Okay, we think we tracked down the problem here. It looks like, because the code we use to trim the text parameter is not unicode aware, it can trim the input in the middle of UTF-8 multibyte characters:

text = text.substring(0, MAX_TEXT_LENGTH);

There are packages like unicode-substring that can handle this in a safer way, and we might end up using one of those.

Some other details:

  • it doesn't look like a terminal encoding issue
  • Apparently Firefox in particular does something that makes this query work in the browser.
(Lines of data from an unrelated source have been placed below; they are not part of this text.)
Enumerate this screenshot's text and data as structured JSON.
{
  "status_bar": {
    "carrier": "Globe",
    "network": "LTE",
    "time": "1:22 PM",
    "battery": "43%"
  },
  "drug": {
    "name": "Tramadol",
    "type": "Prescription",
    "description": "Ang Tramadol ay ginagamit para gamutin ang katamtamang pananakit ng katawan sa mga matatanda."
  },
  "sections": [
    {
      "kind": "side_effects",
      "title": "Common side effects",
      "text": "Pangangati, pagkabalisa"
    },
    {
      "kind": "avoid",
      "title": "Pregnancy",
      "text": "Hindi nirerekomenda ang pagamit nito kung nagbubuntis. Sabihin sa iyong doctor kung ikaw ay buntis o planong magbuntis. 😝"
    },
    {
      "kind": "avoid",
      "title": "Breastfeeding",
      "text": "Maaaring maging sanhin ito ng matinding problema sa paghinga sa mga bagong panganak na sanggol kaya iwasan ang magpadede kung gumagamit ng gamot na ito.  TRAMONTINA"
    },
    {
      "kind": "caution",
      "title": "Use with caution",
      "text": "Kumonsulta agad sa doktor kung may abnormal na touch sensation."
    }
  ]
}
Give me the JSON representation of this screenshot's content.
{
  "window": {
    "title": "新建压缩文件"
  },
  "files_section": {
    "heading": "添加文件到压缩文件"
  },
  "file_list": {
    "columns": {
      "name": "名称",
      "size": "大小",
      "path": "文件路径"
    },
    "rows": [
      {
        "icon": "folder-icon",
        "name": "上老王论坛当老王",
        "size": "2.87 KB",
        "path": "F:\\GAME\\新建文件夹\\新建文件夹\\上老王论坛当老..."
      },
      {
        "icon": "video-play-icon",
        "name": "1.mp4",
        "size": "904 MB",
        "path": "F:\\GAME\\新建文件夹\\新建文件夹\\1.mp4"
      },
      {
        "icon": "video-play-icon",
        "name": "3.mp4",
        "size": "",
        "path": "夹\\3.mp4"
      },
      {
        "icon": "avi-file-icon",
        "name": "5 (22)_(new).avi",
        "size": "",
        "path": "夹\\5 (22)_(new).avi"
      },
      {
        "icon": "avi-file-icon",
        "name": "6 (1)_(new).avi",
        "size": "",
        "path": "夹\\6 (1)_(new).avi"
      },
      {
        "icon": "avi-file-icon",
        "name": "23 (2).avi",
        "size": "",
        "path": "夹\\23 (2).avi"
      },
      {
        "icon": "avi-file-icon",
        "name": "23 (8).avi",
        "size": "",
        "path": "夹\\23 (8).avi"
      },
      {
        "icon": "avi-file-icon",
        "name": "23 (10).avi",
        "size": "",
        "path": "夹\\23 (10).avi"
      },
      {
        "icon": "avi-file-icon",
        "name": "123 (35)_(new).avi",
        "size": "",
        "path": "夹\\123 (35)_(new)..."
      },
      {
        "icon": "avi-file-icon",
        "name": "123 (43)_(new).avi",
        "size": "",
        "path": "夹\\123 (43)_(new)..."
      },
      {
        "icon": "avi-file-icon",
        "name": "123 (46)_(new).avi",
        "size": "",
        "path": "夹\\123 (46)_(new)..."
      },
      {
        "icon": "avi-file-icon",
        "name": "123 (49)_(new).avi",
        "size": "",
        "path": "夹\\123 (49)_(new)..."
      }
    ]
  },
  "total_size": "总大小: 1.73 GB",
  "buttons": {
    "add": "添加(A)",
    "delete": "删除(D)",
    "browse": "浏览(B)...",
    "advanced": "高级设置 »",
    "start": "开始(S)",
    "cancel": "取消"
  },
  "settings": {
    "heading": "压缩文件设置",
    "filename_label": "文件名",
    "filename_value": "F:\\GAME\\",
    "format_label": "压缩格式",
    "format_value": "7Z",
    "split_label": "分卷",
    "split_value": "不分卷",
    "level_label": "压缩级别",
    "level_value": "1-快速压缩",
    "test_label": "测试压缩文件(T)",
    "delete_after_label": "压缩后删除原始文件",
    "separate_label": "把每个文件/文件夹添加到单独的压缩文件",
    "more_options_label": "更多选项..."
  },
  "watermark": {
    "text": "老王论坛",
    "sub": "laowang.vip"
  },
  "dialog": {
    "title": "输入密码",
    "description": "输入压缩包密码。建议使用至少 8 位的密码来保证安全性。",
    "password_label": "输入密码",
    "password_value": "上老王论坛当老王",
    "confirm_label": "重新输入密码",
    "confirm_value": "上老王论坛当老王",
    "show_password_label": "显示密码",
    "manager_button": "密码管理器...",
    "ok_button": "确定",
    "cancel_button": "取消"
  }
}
Chrome behaves the same as curl 🤷

it seems that this bug is the cause of the issue.

I can confirm that #1577 fixed this and the query shown above no longer causes a 500 error with API version v5.34.0.

Also, the issue with browsers modifying the request seems to be limited to Firefox only. Chrome was able to reproduce the error just fine. Interesting.